For Beatrice, the story continued.  She loved learning, excelled in school, and caught the attention of Heifer supporters who paid for her way through prep school and college.  Last June she graduated from Connecticut College.  She plans to return to Africa to help other impoverished communities.  All because of a goat.

Page McBrier tells this modern day fairytale-come-true in a beautiful children’s book.  I.  Love.  This.  Book.  I marvel at the beauty of the story itself and how it empowers readers to contribute a little to make a big difference.  Ms.

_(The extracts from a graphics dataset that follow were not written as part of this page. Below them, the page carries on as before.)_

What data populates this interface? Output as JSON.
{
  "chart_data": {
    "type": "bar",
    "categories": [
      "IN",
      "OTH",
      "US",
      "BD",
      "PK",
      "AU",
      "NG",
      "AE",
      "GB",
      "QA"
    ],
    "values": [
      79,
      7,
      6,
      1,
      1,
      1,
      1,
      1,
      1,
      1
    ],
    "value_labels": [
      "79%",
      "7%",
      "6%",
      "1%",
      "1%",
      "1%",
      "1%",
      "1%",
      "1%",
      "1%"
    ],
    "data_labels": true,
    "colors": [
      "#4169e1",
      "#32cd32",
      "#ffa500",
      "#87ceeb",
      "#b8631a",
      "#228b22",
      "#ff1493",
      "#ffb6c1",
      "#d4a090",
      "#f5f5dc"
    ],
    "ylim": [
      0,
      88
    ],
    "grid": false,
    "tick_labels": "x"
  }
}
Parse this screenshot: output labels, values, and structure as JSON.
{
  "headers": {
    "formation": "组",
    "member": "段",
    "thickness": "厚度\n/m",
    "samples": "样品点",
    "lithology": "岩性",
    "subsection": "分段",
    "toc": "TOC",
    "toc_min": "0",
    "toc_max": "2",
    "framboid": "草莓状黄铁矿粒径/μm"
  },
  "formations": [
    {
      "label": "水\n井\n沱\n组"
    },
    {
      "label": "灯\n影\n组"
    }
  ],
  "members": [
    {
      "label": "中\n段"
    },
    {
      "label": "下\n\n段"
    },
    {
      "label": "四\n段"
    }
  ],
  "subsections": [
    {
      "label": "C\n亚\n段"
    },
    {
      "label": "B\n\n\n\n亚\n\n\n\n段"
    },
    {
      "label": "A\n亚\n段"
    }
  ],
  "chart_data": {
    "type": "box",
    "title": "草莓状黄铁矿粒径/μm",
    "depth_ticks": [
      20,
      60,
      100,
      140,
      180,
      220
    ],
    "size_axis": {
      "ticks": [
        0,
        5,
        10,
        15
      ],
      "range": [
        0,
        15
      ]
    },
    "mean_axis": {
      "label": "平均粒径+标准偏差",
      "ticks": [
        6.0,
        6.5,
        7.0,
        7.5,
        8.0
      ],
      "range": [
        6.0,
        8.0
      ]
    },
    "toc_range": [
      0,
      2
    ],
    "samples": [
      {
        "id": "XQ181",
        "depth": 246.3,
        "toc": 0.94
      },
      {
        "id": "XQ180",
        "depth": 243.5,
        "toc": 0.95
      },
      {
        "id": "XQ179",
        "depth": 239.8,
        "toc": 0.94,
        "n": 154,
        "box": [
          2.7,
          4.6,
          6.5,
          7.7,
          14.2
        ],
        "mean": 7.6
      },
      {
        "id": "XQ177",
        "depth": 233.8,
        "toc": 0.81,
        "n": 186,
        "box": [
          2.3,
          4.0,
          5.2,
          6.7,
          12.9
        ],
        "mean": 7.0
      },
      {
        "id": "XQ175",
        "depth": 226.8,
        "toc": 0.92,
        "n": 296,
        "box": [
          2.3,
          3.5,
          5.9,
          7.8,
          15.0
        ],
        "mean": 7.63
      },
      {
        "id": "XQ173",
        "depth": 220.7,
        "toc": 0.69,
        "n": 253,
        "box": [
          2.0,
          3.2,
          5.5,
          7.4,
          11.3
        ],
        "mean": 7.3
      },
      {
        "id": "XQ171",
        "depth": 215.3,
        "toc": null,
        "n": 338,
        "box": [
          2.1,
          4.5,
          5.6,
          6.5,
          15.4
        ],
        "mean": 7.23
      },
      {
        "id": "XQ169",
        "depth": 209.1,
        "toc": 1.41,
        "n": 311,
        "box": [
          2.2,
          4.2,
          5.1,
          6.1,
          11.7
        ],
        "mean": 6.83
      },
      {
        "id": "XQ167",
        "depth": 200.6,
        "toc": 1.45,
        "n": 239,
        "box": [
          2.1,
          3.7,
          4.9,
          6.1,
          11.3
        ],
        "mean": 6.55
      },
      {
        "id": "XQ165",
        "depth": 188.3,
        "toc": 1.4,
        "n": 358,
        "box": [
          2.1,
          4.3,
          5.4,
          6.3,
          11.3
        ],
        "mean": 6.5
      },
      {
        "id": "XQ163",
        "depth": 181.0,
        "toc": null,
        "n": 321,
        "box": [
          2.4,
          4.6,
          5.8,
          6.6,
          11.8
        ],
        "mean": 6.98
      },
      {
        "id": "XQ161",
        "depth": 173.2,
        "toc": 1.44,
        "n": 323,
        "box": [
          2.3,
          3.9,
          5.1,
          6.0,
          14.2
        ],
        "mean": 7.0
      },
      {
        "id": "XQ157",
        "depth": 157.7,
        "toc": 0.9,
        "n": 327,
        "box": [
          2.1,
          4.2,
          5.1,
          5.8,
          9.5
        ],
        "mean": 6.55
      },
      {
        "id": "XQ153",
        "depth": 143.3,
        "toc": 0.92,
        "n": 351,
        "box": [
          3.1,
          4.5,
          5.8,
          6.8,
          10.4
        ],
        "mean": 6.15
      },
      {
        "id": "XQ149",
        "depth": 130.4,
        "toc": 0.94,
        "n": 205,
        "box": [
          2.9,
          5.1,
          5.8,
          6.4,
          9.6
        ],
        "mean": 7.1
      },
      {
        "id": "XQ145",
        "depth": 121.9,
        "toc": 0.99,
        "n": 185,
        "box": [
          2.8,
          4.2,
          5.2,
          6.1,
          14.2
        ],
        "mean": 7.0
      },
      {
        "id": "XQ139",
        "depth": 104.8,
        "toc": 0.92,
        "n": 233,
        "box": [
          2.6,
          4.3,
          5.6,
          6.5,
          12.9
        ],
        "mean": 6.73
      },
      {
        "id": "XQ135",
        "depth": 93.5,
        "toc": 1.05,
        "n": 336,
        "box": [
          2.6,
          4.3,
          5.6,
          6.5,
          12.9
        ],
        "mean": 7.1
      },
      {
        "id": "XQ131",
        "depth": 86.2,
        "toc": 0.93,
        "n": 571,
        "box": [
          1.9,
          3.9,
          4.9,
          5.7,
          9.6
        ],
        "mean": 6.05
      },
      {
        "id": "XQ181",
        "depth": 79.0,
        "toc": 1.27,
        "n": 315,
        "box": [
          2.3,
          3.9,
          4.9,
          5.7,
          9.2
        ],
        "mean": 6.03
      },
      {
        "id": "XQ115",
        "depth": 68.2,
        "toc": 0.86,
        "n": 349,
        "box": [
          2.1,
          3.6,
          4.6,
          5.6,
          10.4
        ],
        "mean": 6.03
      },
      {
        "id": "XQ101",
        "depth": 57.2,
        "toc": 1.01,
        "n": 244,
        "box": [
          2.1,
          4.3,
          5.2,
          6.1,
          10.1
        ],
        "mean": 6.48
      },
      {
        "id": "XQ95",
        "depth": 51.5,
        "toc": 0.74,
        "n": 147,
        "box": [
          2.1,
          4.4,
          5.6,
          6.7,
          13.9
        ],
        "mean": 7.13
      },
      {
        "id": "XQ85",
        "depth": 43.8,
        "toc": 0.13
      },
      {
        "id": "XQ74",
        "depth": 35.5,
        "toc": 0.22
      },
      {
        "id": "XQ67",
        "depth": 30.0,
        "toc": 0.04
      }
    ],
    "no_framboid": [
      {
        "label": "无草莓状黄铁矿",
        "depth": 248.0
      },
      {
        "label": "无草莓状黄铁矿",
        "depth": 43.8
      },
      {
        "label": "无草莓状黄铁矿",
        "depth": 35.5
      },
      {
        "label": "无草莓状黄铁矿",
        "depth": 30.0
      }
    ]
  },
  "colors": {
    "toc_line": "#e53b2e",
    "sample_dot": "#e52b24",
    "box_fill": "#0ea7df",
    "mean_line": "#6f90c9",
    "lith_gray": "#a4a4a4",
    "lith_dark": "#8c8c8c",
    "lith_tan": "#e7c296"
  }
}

McBrier will be at the LA Times Festival of Books in the Heifer booth on Saturday from 11AM to 3PM autographing Beatrice’s Goat.  I’m buying three autographed books to giveaway.  I’ll be at the booth on Saturday and Sunday from noon to 3PM, so if you’re attending the Festival, please stop by and visit.

Here’s how you can win:

1.  Comment on this post.

2.  In honor of Heifer’s Pass-on-the-Gift Month, we’re donating $1 for each commenter on any Heifer post during the month of April on Bookstore People (the original donation post, this post or one coming up next week with more exciting Heifer news), Traveling Mamas and Type-A Mom.  We’re giving away up to $1,500.  Comment on the Heifer post at Traveling Mamas and Type-A Mom so we donate another $1, leave another comment here letting us know, and you have another entry.

3.  Share this giveaway on one or more social media sites (Twitter, Facebook, My Space, etc) and let us know for another entry.

I’ll be holding the drawing on April 30th.  This book is precious to me, you will love it, so try to win it.